Così al seggio del referendum Chiambretti schierato per il sì Il no di Ghigo e Chiamparino
I controcorrente: Paoli (M5S) e Benvenuto (Lega): no al taglio
Mancano 48 ore al referendum per il taglio dei parlamentari. E dai partiti alla società civile c’è chi ancora sta riflettendo sul «sì» e sul «no». Mentre c’è chi, come Guido Gobino, che non sa nemmeno se andrà a votare. «È una cosa che è stata gestita in una maniera pasticciata e confusa che sembra fatta apposta per confondere le idee». L’attore Fabio Troiano, invece, spera che le urne si riempiano: «Votare non solo è un diritto ma è anche un’arma, l’unica che ci permette poi di lamentarci se qualcosa è cambiato o meno. Facciamo il nostro dovere per noi stessi e per la comunità». C’è poi chi ha le idee chiare, Mauro Berruto Voterò no per tre ragioni: una razionale, una ideologica e un’altra romantica come la presidente dello Iaad Laura Milani: «Voto no perché ai fini del bilancio questo taglio non è rilevante. La vera riforma sarebbe equiparare lo stipendio dei parlamentari alla media dei loro redditi da lavoro degli ultimi 3 anni, con un tetto massimo». O Vladimir Luxuria: «Voto no perché non mi piace questo populismo. Io voglio più rappresentanza non solo territoriale, ma tematica.

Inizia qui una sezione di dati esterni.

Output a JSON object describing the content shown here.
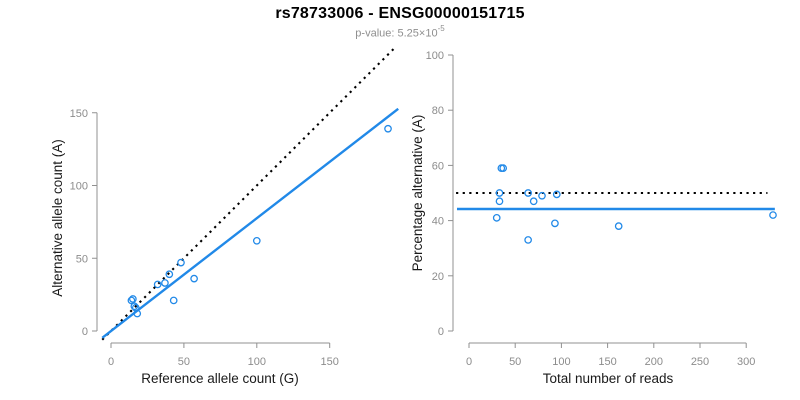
{
  "header": {
    "title": "rs78733006 - ENSG00000151715",
    "p_value_prefix": "p-value: 5.25×10",
    "p_value_exponent": "-5"
  },
  "colors": {
    "fit_blue": "#2189e8",
    "point_blue": "#2189e8",
    "identity_black": "#000000",
    "axis_gray": "#909090",
    "tick_label_gray": "#8c8c8c",
    "axis_title_black": "#1a1a1a",
    "subtitle_gray": "#8f8f8f"
  },
  "chart_data": [
    {
      "type": "scatter",
      "panel": "left",
      "xlabel": "Reference allele count (G)",
      "ylabel": "Alternative allele count (A)",
      "xticks": [
        0,
        50,
        100,
        150
      ],
      "yticks": [
        0,
        50,
        100,
        150
      ],
      "xlim": [
        0,
        198
      ],
      "ylim": [
        0,
        198
      ],
      "grid": false,
      "points": [
        [
          14,
          21
        ],
        [
          15,
          22
        ],
        [
          16,
          17
        ],
        [
          17,
          16
        ],
        [
          18,
          12
        ],
        [
          32,
          32
        ],
        [
          37,
          33
        ],
        [
          40,
          39
        ],
        [
          43,
          21
        ],
        [
          48,
          47
        ],
        [
          57,
          36
        ],
        [
          100,
          62
        ],
        [
          190,
          139
        ]
      ],
      "lines": [
        {
          "name": "identity-line",
          "kind": "ab",
          "slope": 1,
          "intercept": 0,
          "style": "dotted",
          "color_key": "identity_black",
          "x_from": -6,
          "x_to": 194
        },
        {
          "name": "fit-line",
          "kind": "ab",
          "slope": 0.775,
          "intercept": 0,
          "style": "solid",
          "color_key": "fit_blue",
          "x_from": -6,
          "x_to": 197
        }
      ]
    },
    {
      "type": "scatter",
      "panel": "right",
      "xlabel": "Total number of reads",
      "ylabel": "Percentage alternative (A)",
      "xticks": [
        0,
        50,
        100,
        150,
        200,
        250,
        300
      ],
      "yticks": [
        0,
        20,
        40,
        60,
        80,
        100
      ],
      "xlim": [
        0,
        340
      ],
      "ylim": [
        0,
        100
      ],
      "grid": false,
      "points": [
        [
          35,
          59
        ],
        [
          37,
          59
        ],
        [
          33,
          50
        ],
        [
          33,
          47
        ],
        [
          30,
          41
        ],
        [
          64,
          50
        ],
        [
          70,
          47
        ],
        [
          79,
          49
        ],
        [
          64,
          33
        ],
        [
          95,
          49.5
        ],
        [
          93,
          39
        ],
        [
          162,
          38
        ],
        [
          329,
          42
        ]
      ],
      "lines": [
        {
          "name": "identity-line",
          "kind": "h",
          "y": 50,
          "style": "dotted",
          "color_key": "identity_black",
          "x_from": -14,
          "x_to": 323
        },
        {
          "name": "fit-line",
          "kind": "h",
          "y": 44.2,
          "style": "solid",
          "color_key": "fit_blue",
          "x_from": -13,
          "x_to": 331
        }
      ]
    }
  ]
}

E poi se vogliamo veramente un Parlamento più efficiente, allora propongo di lavorare dal lunedì al venerdì come tutti i cittadini». Anche Piero Chiambretti è sicuro, anche se dall’altra parte della barricata: «Considerato come operano e spendono male i soldi della comunità, bisogna tentare di toglierli di gran carriera, metterli su un pullman e via».
Chi della politica ha fatto la sua vita, invece, è ancora dubbioso: «Ci penserò fino all’ultimo. Ma credo che confermerò il mio “no”». Parola dell’ex governatore dem Sergio Chiamparino, che non sembra essere stato convinto dalla proposta del segretario Zingaretti, che ha lanciato una raccolta firme su bicameralismo paritario e sfiducia costruttiva. Sicuro per il «no» è invece un altro ex presidente, Enzo Ghigo di Fi: «Questa riforma mette a rischio principi fondamentali della nostra Costituzione. È demagogia allo stato puro, meglio non correre rischi». E anche se il suo leader continua a dire sì «per coerenza», il deputato e coordinatore provinciale della Lega Alessandro Benvenuto scuote la testa: «Come posso permettere che Di Maio, Azzolina, Toninelli e Bonafede possano toccare la Costituzione? Mi sembra che siano stati fatti fin troppi danni, il governo deve andare a casa altro che fare finte riforme». Per il «no» l’ex madamina Giovanna Giordano, «questo è un richiamo alla pancia contro la cosiddetta “casta”»; e una delle anime di Capitale Torino, Mauro Berruto: «Voterò no per tre ragioni. Quella razionale è che il vero costo della politica è l’incompetenza: voglio poter scegliere rappresentanti migliori, non meno. Quella ideologica è che voglio sputare la polpetta con tranquillanti che mi è stata lanciata dai populisti. Quella romantica è che voglio credere con tutte le forze in una risposta d’orgoglio a difesa della Costituzione». Per il no i Verdi di Tiziana Mossa: «Questa controriforma penalizzerà tutte le minoranze e ridurrà la rappresentanza dei territori», e l’ex vicesindaco grillino Guido Montanari. Come lui, anche la regionale Francesca Frediani e i suoi «discepoli» del M5S torinese, Viviana Ferrero e Maura Paoli, in dubbio: «Temo per la rappresentanza, ma non vorrei che con il no cadesse questo governo».